Work the last couple of weeks, well, it hasn't been all that. Lots of annoyances and disappointments. Nothing to be done about it besides keep moving forward.

Saturday, I'm at home testing the new release of Zimbra, playing around with a bunch of stuff on a copy of my calendar. I notice that there's this training session I'm supposed to teach for a project where I'd been told they'd hired a trainer to do the full training, so my piece of the puzzle would be handled by that person. That's why there was the random journey to Redwood City. It was ostensibly to hand off my portion to that person, though still, I have to wonder why I had to go to that emergency meeting where no one else showed up til 20 minutes after the meeting start time. Anyhoo, two training sessions on my calendar.
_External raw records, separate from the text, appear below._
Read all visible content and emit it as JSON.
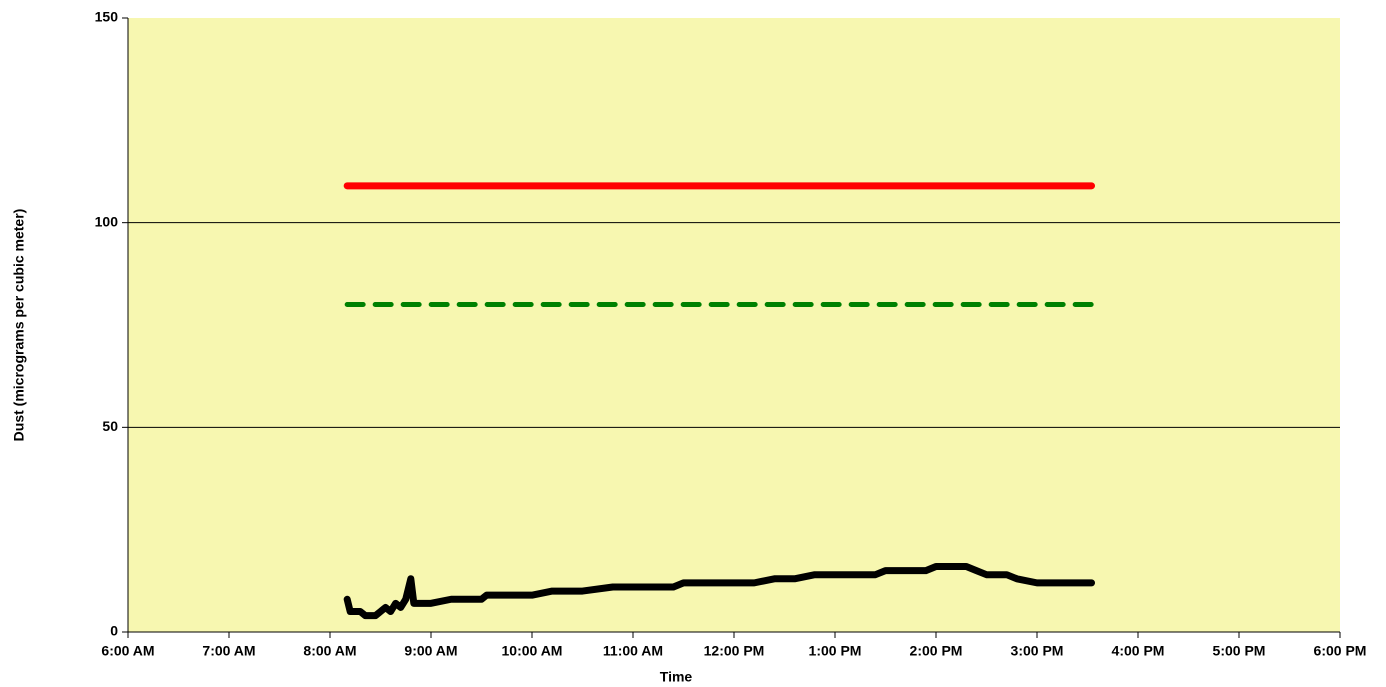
{
  "chart_data": {
    "type": "line",
    "xlabel": "Time",
    "ylabel": "Dust (micrograms per cubic meter)",
    "xlim": [
      6,
      18
    ],
    "xticks": [
      {
        "value": 6,
        "label": "6:00 AM"
      },
      {
        "value": 7,
        "label": "7:00 AM"
      },
      {
        "value": 8,
        "label": "8:00 AM"
      },
      {
        "value": 9,
        "label": "9:00 AM"
      },
      {
        "value": 10,
        "label": "10:00 AM"
      },
      {
        "value": 11,
        "label": "11:00 AM"
      },
      {
        "value": 12,
        "label": "12:00 PM"
      },
      {
        "value": 13,
        "label": "1:00 PM"
      },
      {
        "value": 14,
        "label": "2:00 PM"
      },
      {
        "value": 15,
        "label": "3:00 PM"
      },
      {
        "value": 16,
        "label": "4:00 PM"
      },
      {
        "value": 17,
        "label": "5:00 PM"
      },
      {
        "value": 18,
        "label": "6:00 PM"
      }
    ],
    "ylim": [
      0,
      150
    ],
    "yticks": [
      0,
      50,
      100,
      150
    ],
    "grid": true,
    "plot_background": "#f7f7b0",
    "series": [
      {
        "color": "#ff0000",
        "style": "solid",
        "x": [
          8.17,
          15.54
        ],
        "values": [
          109,
          109
        ]
      },
      {
        "color": "#008000",
        "style": "dashed",
        "x": [
          8.17,
          15.54
        ],
        "values": [
          80,
          80
        ]
      },
      {
        "color": "#000000",
        "style": "solid",
        "x": [
          8.17,
          8.2,
          8.3,
          8.35,
          8.45,
          8.5,
          8.55,
          8.6,
          8.65,
          8.7,
          8.75,
          8.8,
          8.83,
          9.0,
          9.2,
          9.5,
          9.55,
          9.8,
          10.0,
          10.2,
          10.5,
          10.8,
          11.0,
          11.4,
          11.5,
          11.8,
          12.0,
          12.2,
          12.4,
          12.6,
          12.8,
          13.0,
          13.2,
          13.4,
          13.5,
          13.7,
          13.9,
          14.0,
          14.2,
          14.3,
          14.4,
          14.5,
          14.7,
          14.8,
          15.0,
          15.2,
          15.4,
          15.54
        ],
        "values": [
          8,
          5,
          5,
          4,
          4,
          5,
          6,
          5,
          7,
          6,
          8,
          13,
          7,
          7,
          8,
          8,
          9,
          9,
          9,
          10,
          10,
          11,
          11,
          11,
          12,
          12,
          12,
          12,
          13,
          13,
          14,
          14,
          14,
          14,
          15,
          15,
          15,
          16,
          16,
          16,
          15,
          14,
          14,
          13,
          12,
          12,
          12,
          12
        ]
      }
    ]
  }
}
I decide to email the project manager (the one who showed up 30 minutes late to the aforementioned (30 minute) meeting). I asked, "Is this still happening?" She replied on Sunday and said, "Yes! Definitely!" and promptly sent out a reminder to everyone invited to the meeting saying that I'd agreed to present this to them. I read this chain of email in horror and frustration. I do not have help desk and order processing training prepared for this project, it's Sunday, the training is scheduled for Monday at 1pm, and I've got meetings in the morning til 11am. This project manager has some major sucking up to do and she doesn't even know it.
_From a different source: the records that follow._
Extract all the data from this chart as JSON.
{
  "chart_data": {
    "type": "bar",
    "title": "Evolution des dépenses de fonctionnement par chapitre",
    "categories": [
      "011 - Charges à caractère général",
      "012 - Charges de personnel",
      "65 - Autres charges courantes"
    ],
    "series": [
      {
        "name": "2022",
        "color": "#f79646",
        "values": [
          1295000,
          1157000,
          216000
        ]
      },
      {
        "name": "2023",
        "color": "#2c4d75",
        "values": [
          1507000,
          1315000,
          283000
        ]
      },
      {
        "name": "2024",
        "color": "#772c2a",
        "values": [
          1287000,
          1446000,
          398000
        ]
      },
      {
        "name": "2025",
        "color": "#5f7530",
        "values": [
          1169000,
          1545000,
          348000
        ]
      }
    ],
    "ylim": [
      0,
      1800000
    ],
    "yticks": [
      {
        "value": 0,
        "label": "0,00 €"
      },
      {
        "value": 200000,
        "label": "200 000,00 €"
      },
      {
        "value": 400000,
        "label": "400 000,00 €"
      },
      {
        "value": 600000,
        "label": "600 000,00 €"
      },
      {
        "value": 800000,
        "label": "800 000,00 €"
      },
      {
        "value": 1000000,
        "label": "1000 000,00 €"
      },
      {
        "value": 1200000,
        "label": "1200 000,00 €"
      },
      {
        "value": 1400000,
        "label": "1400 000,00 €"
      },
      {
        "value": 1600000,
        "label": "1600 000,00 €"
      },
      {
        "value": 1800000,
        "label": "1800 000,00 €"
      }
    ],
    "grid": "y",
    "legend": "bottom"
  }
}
So I arrive a few minutes early on Monday, get through my morning chores, go to my morning meetings, and get back to my desk. I heat up some lunch and start putting together a training outline. The project manager stops by and answers a few questions. I keep tinkering.

Then Kevin calls. He's on campus for a UI Test but he doesn't really need to be there hovering. Ordinarily, I'd drop everything and go have a bite of lunch, but y'know, training in T-65 minutes. Not good. But he stops by and we chat for a half an hour (which is totally awesome). With the half hour remaining, I finish typing and formatting my teaching notes and head to the conference room.

The phones aren't set up at 2 minutes to start time. I look to the project manager and she says, "I'll call." I'm thinking, "Um, yeah, good, because... Hello!" Can't teach people how to use their nifty new VOIP phone system if they can't even see what looks like. I'm just not that cool.

But I get through the training content in 40 minutes, and then reach deep into my teaching tools bag and say, "So what I'd like you to do for the last 20 minutes is to familiarize yourself with the phone and the documentation by playing around a bit. Call each other, use the intercom, transfer calls. Feel free to ask if you come up with any questions." And, as if I'd planned it all along, they fell to testing out the phones and worked happily for the remaining 20 minutes, asking me questions, asking the project manager questions, and asking the technician questions.

None of the participants had a clue that 2 hours earlier, I hadn't been remotely prepared.